There are no Javan rhinos in captivity—if we lose the population in the wild, we've lost them all.
Washington, D.C. (Vocus/PRWEB) February 27, 2011
Dramatic new video footage of two critically endangered Javan rhinos and their calves was released today by World Wildlife Fund (WWF) and Indonesia’s National Park Authority. The footage, from a motion-activated video camera in Indonesia’s Ujung Kulon National Park, is a huge boost to efforts to save this almost extinct species that is threatened by poaching, disease, and the possibility of a tsunami or volcanic eruption.
“The videos are great news for Javan rhinos and prove that they are breeding in Ujung Kulon,” said Dr. Eric Dinerstein, chief scientist at WWF. He warned, however, that the survival of the species is still far from certain. “There are no Javan rhinos in captivity—if we lose the population in the wild, we’ve lost them all,” Dinerstein said, pointing out that an eruption by nearby volcano Anak Krakatau could easily wipe out all life on the peninsula where the rhinos are concentrated.

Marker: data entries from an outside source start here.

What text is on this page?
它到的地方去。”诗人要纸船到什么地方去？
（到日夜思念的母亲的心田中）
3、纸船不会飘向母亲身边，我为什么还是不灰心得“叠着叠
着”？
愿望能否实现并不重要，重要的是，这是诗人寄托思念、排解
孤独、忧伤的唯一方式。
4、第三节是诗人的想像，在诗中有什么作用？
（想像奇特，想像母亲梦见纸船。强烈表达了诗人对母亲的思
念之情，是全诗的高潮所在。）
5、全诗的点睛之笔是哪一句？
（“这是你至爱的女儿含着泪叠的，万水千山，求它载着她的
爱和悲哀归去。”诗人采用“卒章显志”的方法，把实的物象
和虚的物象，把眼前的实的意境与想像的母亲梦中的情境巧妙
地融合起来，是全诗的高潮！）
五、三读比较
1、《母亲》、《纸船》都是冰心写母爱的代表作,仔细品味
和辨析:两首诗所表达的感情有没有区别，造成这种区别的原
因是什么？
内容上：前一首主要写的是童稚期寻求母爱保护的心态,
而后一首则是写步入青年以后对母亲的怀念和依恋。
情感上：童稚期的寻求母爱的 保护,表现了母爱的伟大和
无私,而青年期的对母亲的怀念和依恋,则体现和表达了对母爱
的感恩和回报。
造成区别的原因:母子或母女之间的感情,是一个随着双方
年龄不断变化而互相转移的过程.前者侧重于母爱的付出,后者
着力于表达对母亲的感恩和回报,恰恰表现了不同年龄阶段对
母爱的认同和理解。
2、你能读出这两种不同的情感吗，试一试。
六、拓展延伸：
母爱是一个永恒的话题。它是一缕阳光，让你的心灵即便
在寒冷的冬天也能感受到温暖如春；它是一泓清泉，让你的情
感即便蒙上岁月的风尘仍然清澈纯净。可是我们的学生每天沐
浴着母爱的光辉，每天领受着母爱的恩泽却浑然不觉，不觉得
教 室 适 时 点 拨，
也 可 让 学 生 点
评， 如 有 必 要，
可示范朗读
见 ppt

The Javan rhino is possibly the rarest mammal on the planet with as few as 40 left. Once numerous throughout Southeast Asia, its population is now likely isolated to Ujung Kulon National Park in Indonesia. This small population size makes it extremely vulnerable to any threat, including poaching for its horn, which is traditionally believed to have medicinal properties.
The video trap, installed by WWF and Ujung Kulon National Park Authority, captured images of the rhinos and their calves between November and December of last year in the dense tropical rainforests of Ujung Kulon National Park on the island of Java. WWF is working with Ujung Kulon National Park authorities, International Rhino Foundation, Indonesia Rhino Foundation, Asian Rhino Project, IUCN/SSC Rhino Specialist Group and local communities to protect this species from poaching, monitor the remaining rhinos, and establish a new population by relocating several individuals.
“Fifty years of conservation experience has taught us that saving Javan rhinos is possible through population management and proper protection,” said Dr. Barney Long, head of Asian species conservation at WWF. “We’ve done it before—helping rhino populations rebound in Africa and South Asia—and we can do it again in Indonesia.”
Dinerstein, a rhino biologist, added, “The recovery of the White rhino in South Africa is the most successful example of international wildlife conservation for a highly endangered species. With less than 50 left in a single reserve in 1900, there are currently around 20,000 alive in nine countries. Examples like this give us hope that in 10 or 20 years through translocation and proper protection we can begin to witness a Javan rhino rebound.”
WWF has established an emergency fund to support the establishment of a Javan Rhino Study and Conservation Area into which a handful of rhinos will be moved. Visitors to http://www.javanrhinohope.org can learn more about the species and donate directly to a fund that will establish the conservation area and monitor the several individual rhinos that will populate it later this year. Establishing a new population is an essential buffer against a potential tsunami and an outbreak of disease and/or poaching.
The first video, recorded in November, shows a mother and male calf walking steadily towards the video trap, munching leaves. At one point the calf turns away from the camera and wags its tail to swat a fly. The second family made its video debut in December in a 30-second video that shows a larger female calf, approximately one year old, walking with her mother.
“It’s such a joy to see these healthy calves calmly ambling through the dense tropical forest,” Long said. “It gives me hope for the future of the species and it’s moments like these that make all of the hard work of Indonesia’s dedicated field staff worthwhile.”